AttrProxy is implemented in spec_classes.types.attr_proxy, and allows one attribute to proxy another attribute. This is especially useful if you have changed the name of an attribute and need to provide backwards compatibility for an indefinite period; or if one attribute is supposed to mirror another attribute unless overwritten (e.g. the label of a class might be the "key" unless overwritten). This functionality could obviously be implemented directly using property, which may be advisable if readability is more important than concision.
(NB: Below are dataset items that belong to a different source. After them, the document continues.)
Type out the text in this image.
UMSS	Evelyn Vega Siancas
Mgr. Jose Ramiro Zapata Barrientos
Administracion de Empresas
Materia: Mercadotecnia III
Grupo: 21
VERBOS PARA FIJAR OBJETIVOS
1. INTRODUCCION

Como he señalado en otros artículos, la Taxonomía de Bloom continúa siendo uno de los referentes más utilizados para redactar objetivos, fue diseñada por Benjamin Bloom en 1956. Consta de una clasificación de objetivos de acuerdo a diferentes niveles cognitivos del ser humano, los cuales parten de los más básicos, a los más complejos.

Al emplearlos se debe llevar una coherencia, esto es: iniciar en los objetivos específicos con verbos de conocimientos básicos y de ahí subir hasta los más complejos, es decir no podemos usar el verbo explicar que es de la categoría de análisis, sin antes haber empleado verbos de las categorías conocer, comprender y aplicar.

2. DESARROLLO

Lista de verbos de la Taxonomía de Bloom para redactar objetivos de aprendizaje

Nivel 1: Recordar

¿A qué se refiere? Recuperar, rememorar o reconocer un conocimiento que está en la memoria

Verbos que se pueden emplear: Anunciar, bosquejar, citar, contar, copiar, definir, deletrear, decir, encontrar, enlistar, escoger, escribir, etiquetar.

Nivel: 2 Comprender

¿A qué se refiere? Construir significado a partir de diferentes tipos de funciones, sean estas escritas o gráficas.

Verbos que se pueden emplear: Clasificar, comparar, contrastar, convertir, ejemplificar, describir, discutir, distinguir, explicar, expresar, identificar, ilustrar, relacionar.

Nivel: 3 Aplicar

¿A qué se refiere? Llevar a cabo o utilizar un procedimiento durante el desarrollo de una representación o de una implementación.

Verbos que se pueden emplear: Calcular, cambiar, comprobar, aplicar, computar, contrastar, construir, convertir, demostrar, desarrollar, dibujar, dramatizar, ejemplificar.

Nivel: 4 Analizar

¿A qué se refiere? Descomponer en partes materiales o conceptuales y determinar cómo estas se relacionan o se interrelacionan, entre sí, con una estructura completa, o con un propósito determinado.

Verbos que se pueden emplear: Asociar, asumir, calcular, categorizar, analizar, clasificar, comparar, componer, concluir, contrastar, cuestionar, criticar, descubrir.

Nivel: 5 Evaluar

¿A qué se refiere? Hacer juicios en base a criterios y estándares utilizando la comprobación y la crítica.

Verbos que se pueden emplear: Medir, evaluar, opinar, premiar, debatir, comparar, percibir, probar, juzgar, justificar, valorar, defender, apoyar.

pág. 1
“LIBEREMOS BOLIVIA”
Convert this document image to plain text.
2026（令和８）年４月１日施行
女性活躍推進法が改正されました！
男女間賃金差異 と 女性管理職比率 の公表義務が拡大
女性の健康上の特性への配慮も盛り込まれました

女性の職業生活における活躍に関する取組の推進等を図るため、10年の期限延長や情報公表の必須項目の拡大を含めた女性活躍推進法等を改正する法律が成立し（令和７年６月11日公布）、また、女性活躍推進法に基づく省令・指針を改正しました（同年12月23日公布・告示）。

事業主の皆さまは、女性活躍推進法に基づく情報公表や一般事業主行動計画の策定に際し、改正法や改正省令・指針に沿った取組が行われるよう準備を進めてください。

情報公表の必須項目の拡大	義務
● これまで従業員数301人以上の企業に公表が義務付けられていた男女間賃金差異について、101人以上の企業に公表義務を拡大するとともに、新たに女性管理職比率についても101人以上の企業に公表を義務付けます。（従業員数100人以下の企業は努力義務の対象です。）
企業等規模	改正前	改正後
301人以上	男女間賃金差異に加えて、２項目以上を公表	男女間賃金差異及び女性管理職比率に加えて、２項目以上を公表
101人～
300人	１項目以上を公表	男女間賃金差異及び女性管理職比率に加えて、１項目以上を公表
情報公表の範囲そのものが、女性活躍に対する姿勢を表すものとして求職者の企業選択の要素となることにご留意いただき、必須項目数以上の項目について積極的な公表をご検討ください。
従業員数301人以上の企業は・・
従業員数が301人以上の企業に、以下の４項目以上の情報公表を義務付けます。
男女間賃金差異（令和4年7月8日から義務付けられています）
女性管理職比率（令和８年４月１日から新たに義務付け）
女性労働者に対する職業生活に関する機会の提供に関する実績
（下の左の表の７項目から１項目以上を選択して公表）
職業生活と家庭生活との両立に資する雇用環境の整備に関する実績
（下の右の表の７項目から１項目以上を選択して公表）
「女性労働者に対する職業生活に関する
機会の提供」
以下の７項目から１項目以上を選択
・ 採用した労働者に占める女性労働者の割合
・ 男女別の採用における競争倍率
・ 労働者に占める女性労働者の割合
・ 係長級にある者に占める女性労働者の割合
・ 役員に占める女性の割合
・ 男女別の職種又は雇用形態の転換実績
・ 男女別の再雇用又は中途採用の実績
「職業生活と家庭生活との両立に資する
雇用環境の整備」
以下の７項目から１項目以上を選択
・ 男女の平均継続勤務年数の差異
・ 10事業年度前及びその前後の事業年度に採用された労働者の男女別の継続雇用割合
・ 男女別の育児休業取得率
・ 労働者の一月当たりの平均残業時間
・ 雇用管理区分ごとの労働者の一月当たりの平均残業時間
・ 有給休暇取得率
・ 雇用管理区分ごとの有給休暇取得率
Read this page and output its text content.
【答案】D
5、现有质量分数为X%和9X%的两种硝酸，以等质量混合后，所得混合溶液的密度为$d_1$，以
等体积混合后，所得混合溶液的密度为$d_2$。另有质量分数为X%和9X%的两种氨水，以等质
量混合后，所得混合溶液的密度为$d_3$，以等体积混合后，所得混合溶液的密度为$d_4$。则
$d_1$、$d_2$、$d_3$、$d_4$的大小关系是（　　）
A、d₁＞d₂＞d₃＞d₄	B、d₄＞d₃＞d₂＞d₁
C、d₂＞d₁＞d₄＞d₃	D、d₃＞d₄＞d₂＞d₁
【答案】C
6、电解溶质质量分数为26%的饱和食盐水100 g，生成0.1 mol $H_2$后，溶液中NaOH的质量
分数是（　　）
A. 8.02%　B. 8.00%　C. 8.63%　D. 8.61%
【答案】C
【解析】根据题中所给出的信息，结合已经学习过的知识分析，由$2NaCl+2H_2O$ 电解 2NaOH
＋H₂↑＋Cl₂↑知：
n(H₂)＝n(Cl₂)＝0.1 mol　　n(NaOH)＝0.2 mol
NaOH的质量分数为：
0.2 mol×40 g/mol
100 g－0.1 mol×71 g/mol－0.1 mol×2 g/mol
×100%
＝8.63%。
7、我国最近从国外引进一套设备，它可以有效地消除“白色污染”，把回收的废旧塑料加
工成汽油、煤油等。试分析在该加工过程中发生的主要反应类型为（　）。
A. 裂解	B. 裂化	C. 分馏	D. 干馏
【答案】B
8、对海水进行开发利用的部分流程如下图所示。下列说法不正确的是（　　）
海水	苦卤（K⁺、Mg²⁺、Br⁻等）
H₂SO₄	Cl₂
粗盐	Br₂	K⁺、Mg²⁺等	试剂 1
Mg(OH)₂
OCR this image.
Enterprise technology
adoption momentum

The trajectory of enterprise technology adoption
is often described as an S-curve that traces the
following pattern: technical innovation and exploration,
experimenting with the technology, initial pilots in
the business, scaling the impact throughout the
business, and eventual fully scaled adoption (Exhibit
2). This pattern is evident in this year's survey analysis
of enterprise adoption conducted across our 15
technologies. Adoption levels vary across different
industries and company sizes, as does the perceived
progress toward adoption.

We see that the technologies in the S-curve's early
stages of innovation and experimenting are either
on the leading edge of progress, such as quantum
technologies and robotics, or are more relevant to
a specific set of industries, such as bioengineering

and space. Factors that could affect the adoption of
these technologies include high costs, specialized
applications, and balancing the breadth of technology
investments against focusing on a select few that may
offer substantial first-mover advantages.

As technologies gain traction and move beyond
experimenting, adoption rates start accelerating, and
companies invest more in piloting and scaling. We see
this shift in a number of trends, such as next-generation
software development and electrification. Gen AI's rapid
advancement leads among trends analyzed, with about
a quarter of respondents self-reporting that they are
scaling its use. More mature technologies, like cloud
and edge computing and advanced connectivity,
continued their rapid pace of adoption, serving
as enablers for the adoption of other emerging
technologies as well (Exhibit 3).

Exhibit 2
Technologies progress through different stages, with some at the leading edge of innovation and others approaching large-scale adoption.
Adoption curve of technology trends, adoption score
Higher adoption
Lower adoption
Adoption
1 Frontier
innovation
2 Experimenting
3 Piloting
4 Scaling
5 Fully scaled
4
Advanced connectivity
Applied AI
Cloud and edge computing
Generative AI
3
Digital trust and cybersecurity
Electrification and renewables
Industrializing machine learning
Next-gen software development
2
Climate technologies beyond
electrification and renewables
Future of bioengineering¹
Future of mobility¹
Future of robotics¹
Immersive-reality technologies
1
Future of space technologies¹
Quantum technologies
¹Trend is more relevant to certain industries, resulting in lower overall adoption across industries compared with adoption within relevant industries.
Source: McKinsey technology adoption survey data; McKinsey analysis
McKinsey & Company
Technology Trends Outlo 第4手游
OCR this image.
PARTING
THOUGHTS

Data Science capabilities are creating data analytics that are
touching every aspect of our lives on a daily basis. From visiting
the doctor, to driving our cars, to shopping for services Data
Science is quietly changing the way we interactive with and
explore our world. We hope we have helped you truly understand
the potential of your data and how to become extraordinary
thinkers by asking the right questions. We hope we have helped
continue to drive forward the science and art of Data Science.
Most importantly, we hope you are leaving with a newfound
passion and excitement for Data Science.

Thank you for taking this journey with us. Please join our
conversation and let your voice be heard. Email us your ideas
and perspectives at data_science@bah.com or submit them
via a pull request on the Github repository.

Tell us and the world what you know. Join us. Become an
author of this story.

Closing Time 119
You can construct an AttrProxy instance using:

AttrProxy(
    attr="<attribute to proxy on same instance>",  # Required!
    transform=lambda x: x**2,  # Optional transform on attribute value.
    passthrough=False,  # Defaults to `False`, whether to pass on mutations back through to the proxied attribute
    fallback=MISSING,  # Defaults to `MISSING`; the value to return if the proxied attribute is not set.
)

Example:

@spec_class(key="key")
class MyObject:
    key: str
    label: str = AttrProxy("key", transform=lambda key: key.replace('_', ' ').title())

m = MyObject("object_1")
m.label  # 'Object 1'
m.label = "My Object"
m.label  # 'My Object'

Sentinels

It is often useful to have at least one value reserved for use as a sentinel. Depending on the context they can be interpreted as an failure state or trigger some fallback behavior. In spec_classes, we use MISSING.

MISSING

In spec_classes, spec_classes.MISSING is the sentinel used to indicate that an attribute or argument value has not (yet) been provided. If you are using spec-classes in your project, you can feel free to use this sentinel also.

MISSING is implemented in spec_classes.types.missing, and is an instance of the singleton class _MissingType (every instantiation will return the same instance). MISSING is falsey (bool(MISSING) is False), but otherwise cannot be compared to anything else. Its string representation is 'MISSING'.